Both passive and active instruments are conveyed well. Passive basses benefit from the warm delivery, and dialling in some mid boost brings a gritty tone to the fore. Fingerstyle tones are conveyed with authority, while the rasp of a pick becomes particularly pleasing when the amp is pushed a little. Individual bass character is also particularly prevalent, so the combo doesn’t colour the signal to any great degree. The active basses also worked well, putting out plenty of punch, and the core tone of each bass was even more noticeable due to their individual on-board electronics. Slapping brought the compressor and limiter into play; you could hear a positive effect on the signal and tone. 
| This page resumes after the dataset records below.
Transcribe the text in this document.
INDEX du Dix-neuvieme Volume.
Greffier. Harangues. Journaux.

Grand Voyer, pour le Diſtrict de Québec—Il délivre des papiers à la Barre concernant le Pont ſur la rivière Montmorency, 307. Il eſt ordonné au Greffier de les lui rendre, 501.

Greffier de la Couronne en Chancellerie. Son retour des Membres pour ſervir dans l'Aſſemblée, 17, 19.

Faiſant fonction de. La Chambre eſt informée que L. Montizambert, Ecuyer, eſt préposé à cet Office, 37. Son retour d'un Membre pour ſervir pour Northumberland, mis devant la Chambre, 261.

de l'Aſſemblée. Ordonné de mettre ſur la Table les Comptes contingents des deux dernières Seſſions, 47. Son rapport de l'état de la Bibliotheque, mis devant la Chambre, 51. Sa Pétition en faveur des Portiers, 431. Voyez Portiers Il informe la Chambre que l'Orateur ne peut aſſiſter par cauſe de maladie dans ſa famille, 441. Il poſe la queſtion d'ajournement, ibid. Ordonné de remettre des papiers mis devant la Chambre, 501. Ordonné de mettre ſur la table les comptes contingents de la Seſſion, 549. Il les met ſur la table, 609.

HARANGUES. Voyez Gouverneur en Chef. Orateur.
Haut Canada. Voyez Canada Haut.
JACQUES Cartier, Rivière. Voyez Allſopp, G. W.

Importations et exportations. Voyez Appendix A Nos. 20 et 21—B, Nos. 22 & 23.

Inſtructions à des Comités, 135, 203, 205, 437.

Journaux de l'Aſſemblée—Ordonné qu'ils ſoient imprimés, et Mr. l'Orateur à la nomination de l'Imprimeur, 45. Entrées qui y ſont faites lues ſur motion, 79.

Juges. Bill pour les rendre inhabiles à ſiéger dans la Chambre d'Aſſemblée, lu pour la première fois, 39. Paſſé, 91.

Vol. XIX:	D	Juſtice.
The EQ frequencies on offer have been well selected and none of the four EQ bands sounded excessive. The tonal colouring is effective and usable in a variety of playing situations. With up to 12 and eight decibels of boost across the EQ range, there should be enough tonal tailoring to cope with the requirements of most players. The Aux input and Headphone output are both useful additions. Indeed, it seems that these are expected on combo amps these days. The additional Aux Volume control is also good to see. Although the combo has a Line Out facility, it might have been preferable to offer a balanced XLR DI output; then again, that would doubtless have affected the overall price. 

At a touch over £400, this no-nonsense combo won’t break the bank and is capable of an impressive sonic display. It ticks many of the boxes that a player would want from a combo, so check one out at your earliest convenience. We liked it.